Corto Maltese. In Siberia
Not even this time will Corto be able to rest. His stay in Venice, in fact, lasts the space of an illustrated panel. We just have to turn the page to find him catapulted all the way to Hong Kong, smack in the middle of an international intrigue that involves a czarist admiral, a bloodthirsty baron, a Chinese secret society, and a train loaded with gold.
“I’m thinking that i should decide to leave. Every time I come to Venice i get lazy.”
In the aftermath of the Russian Revolution and the First World War, Corto Maltese is engaged by the Red Lanterns—a Chinese secret society made up entirely of women—to find an armored train laden with gold that belonged to the last Russian Tsar, Nicholas II.

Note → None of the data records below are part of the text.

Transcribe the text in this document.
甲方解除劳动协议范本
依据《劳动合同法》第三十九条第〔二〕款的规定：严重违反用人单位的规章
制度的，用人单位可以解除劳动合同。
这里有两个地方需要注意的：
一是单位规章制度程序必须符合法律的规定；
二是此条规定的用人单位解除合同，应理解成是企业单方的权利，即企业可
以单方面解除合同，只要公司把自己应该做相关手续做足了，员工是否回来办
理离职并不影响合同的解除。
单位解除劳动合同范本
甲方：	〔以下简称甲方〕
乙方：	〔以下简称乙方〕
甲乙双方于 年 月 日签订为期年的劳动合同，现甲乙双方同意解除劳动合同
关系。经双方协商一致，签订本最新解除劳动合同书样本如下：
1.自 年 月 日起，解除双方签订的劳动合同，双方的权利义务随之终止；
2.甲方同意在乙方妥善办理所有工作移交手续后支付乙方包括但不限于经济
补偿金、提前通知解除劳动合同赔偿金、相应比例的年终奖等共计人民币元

They aren’t the only ones lusting after the treasure. The adventure, which shifts from the hidden courts of Venice to the mysterious alleys of Hong Kong, from Shanghai to Manchuria and Mongolia to Siberia, also attracts regular and irregular armies, as well as revolutionaries and counter-revolutionaries.
Like drunken dancers, the characters in this tale dance without taking even one step in unison: each goes his own way, stepping on the others’ toes; meanwhile, Corto is a sardonic witness to the sad spectacle of human greed.